Religion/Spirituality

“Religion is belief in someone else’s experience, Spirituality is having your own experience.”

– Deepak Chopra

It was recently that I’ve been able to say publicly that I have a lot of problems with “organized religion”. The dogma, the hierarchy, the rules, and how it has oppressed people of color for centuries, not to mention gender. In short, I was never a fan of religion. The rituals of religious service were always another story. Maybe it was the theatrics of it. The call and response rituals of a baptist church reminded me of African chants, I love it. The singing of the choir were voices of angels praising God. The overall narrative of the bible I thought (and still believe) is so beautiful.

If I am honest, I believe in God because my mother believed in him. She believed making her children go to church service, fellowship with other believers, and thanking God for everything we had. As a single mother, the things she was able to do and what gave her strength was her belief system. I marveled at how she can quote biblical scripture and apply it to her life and the lives of others. Seeing God in her eyes and words and I became a believer.

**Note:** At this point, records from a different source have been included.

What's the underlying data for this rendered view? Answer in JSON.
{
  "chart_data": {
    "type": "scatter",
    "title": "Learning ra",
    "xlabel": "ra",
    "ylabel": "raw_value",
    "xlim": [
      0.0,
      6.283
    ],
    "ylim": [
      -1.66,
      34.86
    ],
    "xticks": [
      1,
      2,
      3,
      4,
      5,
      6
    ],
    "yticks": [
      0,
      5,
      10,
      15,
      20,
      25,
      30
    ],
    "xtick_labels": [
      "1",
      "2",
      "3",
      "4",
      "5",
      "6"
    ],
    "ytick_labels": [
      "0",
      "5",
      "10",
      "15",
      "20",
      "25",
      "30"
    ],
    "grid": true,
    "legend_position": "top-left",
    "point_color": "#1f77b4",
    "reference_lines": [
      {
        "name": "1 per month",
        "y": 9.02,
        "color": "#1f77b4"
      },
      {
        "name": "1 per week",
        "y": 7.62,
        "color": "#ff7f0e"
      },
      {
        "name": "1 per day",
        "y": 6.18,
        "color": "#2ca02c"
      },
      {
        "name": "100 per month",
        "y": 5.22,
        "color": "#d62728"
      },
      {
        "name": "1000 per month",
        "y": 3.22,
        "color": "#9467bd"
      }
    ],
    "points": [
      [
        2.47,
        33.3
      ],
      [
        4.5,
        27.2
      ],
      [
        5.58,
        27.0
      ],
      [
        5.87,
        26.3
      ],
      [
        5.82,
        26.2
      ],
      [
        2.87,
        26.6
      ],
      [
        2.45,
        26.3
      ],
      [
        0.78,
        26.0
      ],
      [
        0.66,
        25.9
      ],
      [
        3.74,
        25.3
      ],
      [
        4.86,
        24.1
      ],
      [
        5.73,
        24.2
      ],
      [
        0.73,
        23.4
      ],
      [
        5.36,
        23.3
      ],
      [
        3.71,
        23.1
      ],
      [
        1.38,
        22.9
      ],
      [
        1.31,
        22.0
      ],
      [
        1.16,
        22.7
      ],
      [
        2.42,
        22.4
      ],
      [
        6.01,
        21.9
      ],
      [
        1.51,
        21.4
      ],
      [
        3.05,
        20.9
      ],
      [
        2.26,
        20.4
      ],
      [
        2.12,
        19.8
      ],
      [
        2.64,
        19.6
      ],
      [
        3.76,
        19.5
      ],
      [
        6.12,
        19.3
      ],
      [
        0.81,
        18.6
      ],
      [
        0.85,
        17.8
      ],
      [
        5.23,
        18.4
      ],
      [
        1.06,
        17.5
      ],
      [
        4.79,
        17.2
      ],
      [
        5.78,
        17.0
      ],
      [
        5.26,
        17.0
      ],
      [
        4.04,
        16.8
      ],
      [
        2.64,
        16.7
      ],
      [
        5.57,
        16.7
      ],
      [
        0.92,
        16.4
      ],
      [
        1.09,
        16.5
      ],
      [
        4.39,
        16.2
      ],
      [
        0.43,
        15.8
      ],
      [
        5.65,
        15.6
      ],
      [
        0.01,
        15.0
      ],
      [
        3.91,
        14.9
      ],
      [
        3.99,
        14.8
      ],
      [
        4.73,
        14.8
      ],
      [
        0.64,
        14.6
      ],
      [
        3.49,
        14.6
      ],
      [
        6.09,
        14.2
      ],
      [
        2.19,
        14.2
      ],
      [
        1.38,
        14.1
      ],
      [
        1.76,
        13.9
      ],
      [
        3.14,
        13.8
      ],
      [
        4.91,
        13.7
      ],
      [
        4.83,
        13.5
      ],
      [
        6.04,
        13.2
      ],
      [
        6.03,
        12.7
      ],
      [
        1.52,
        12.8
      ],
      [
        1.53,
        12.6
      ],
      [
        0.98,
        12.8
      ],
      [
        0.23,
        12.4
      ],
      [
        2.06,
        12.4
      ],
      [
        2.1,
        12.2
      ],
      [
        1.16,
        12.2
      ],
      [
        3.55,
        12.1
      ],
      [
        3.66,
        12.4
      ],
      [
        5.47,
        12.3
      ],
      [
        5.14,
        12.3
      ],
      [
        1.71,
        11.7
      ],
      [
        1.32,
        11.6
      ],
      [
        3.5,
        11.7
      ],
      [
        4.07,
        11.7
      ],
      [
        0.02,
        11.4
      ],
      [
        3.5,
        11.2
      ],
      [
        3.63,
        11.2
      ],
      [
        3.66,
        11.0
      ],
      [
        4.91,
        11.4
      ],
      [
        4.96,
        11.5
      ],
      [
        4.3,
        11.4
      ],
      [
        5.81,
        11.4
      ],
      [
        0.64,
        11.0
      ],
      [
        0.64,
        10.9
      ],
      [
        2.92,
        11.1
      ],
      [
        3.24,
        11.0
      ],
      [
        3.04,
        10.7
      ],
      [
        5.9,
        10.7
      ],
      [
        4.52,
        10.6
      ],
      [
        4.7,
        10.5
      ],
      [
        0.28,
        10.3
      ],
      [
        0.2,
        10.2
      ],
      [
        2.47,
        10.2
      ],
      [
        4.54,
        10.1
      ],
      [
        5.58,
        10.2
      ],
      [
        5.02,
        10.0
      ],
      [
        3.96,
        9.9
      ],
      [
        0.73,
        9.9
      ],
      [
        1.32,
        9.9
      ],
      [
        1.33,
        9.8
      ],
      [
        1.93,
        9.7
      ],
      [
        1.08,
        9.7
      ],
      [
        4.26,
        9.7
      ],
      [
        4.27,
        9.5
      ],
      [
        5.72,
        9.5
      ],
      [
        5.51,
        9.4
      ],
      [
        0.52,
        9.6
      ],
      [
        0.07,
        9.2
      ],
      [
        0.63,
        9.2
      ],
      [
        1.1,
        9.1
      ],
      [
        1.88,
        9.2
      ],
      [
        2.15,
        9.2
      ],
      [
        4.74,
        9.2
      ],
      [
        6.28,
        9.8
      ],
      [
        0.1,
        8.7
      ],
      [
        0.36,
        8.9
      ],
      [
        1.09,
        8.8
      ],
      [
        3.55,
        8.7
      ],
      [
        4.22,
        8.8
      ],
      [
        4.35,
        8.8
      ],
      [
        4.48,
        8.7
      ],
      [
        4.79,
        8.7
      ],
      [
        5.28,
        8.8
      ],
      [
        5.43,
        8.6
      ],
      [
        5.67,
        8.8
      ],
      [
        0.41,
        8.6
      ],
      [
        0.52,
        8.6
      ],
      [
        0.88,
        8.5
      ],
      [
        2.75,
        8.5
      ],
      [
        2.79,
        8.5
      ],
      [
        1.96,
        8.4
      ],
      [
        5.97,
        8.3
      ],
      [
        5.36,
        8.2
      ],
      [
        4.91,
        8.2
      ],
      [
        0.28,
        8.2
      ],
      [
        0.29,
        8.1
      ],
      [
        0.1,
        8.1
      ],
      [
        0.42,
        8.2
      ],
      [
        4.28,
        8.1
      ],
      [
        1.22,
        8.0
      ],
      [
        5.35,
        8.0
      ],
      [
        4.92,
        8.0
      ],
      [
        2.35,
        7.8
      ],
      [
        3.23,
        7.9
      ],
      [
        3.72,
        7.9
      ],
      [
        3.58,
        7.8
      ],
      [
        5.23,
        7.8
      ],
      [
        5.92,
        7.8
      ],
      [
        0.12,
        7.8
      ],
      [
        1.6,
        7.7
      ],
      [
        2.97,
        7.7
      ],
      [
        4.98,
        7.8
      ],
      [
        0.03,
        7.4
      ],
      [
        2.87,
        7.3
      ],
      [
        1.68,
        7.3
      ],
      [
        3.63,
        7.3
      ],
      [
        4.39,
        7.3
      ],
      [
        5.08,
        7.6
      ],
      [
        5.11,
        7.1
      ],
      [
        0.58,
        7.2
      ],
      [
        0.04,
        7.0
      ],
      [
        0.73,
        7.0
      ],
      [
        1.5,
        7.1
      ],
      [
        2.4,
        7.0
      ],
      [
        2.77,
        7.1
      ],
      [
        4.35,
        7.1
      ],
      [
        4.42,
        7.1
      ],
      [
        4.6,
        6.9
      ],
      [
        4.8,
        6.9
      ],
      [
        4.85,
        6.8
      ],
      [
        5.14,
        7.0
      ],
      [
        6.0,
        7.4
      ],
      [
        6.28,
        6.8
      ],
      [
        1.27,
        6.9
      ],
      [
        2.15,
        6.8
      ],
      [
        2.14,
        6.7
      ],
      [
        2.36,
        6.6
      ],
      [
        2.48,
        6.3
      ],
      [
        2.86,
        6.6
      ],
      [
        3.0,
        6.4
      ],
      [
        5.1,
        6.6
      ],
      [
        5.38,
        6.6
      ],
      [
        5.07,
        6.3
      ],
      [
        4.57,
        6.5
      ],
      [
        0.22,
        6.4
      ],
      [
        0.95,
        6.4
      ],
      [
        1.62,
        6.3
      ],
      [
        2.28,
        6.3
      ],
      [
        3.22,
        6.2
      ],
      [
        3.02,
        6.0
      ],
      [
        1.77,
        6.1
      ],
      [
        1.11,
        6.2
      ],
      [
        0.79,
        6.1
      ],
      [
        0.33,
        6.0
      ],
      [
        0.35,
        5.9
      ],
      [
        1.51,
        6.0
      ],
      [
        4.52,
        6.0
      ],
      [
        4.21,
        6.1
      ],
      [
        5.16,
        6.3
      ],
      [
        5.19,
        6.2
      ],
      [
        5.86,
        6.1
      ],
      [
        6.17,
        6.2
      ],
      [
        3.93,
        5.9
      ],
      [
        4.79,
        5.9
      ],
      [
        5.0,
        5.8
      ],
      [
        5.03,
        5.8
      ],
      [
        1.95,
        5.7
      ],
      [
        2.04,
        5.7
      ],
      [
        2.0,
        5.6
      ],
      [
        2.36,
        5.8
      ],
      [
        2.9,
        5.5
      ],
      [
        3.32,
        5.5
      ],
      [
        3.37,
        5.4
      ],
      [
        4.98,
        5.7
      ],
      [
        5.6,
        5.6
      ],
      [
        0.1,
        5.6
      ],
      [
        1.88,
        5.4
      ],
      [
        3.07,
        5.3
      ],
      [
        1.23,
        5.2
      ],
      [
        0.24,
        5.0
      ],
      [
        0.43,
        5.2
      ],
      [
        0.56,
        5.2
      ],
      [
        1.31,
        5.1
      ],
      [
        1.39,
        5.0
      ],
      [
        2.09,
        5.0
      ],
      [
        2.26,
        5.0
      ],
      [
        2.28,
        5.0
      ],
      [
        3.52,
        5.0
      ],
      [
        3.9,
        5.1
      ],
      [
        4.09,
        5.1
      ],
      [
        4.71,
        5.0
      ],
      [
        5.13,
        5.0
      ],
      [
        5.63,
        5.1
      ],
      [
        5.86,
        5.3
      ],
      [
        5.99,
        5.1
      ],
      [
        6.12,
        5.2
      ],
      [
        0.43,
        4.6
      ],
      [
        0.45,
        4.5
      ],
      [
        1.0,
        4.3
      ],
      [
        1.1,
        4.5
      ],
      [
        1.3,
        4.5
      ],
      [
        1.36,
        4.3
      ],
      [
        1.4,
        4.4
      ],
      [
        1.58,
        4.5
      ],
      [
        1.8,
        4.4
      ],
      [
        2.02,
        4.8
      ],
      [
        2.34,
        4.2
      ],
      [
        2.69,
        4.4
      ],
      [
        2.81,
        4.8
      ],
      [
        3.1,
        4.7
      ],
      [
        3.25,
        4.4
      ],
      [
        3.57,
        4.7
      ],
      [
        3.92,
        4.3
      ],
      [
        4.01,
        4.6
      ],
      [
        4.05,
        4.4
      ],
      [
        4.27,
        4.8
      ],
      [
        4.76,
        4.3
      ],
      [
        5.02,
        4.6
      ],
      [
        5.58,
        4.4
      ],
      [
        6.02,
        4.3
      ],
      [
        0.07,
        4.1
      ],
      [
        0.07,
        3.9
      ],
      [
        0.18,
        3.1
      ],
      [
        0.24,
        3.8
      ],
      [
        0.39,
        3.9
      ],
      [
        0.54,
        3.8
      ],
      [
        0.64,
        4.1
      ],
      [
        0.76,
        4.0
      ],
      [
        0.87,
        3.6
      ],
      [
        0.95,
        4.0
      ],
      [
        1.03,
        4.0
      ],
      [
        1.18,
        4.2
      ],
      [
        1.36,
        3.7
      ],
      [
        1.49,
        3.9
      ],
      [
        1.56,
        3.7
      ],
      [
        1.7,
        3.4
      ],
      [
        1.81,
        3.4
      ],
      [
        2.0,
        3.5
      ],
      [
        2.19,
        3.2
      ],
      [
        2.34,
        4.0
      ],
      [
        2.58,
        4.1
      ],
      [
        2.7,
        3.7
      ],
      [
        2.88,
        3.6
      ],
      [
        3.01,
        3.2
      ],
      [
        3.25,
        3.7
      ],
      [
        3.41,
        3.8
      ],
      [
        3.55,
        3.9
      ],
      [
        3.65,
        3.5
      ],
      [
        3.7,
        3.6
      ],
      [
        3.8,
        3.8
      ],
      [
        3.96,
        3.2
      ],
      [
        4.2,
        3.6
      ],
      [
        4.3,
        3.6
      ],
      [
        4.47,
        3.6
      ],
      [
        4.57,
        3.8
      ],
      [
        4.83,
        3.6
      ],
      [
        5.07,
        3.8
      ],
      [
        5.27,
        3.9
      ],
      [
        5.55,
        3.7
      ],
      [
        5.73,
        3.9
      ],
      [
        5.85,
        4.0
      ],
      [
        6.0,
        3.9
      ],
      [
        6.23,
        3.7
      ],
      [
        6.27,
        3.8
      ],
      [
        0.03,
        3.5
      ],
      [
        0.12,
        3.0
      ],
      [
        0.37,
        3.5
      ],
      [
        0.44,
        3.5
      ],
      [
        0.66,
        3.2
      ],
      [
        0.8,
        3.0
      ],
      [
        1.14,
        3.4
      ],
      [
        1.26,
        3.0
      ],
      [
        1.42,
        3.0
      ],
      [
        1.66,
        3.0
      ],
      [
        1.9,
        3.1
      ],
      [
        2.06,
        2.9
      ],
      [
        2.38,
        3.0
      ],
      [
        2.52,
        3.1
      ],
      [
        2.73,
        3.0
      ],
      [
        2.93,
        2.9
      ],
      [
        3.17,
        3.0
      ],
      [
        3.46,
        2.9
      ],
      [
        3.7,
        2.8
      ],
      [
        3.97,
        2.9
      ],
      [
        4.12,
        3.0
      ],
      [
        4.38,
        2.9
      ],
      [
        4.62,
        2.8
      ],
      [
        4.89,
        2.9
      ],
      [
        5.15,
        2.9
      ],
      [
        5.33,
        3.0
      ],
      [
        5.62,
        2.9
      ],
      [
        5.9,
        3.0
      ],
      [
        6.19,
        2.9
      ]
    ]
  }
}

I also experienced what I would call the organizational part of the church. The titles man has given himself which I think has very little to do with God but with greed. The idea that only certain people can speak to or for God. The idea that certain people have “the gift” to communicate with God, therefore a congregation has to “worshipped” under them. There wasn’t God in any of the things I saw and felt in some of these places of worship. Ironically, I found God in places outside of the church.

I’ve found God in the people I met day by day in my travels, from all walks of life. Various cultures and classes of people, their stories, and rituals. In my students, who share their dreams and nightmares with me on a daily basis. In my family, through various acts of love and giving that are sometimes beyond the words, I can write. God is everywhere and everything I see and experience, it is an art to me.

Baha’u’llah, the founder of the Baha’i Faith, says “the essence of faith is the fewness of words and the abundance of deeds.” When I see acts of spirituality I see humanity recognizing itself. It reminds me that we are all connected and responsible for each other as well as the planet we inhabit. Especially now when a global pandemic has us “socially distance” but hopefully is bring us “morally close” to each other. I’ve witnessed people being of service to their fellow man out of the goodness of their hearts, doing deeds. That’s faith, not words but actions.

My mother says, “I know there is a God and I’m not him.” I talk to him every morning and evening. I’m praising him one minute and ranting on about something the next. I know I’m being heard whether I’m praying or just thinking out loud. I’ve always worn an Ankh, an Egyptian symbol for life, as a daily reminder of the gift of life. A lot of my creativity comes out of this spirituality and the questions I have about life. Things that I explore in my writing.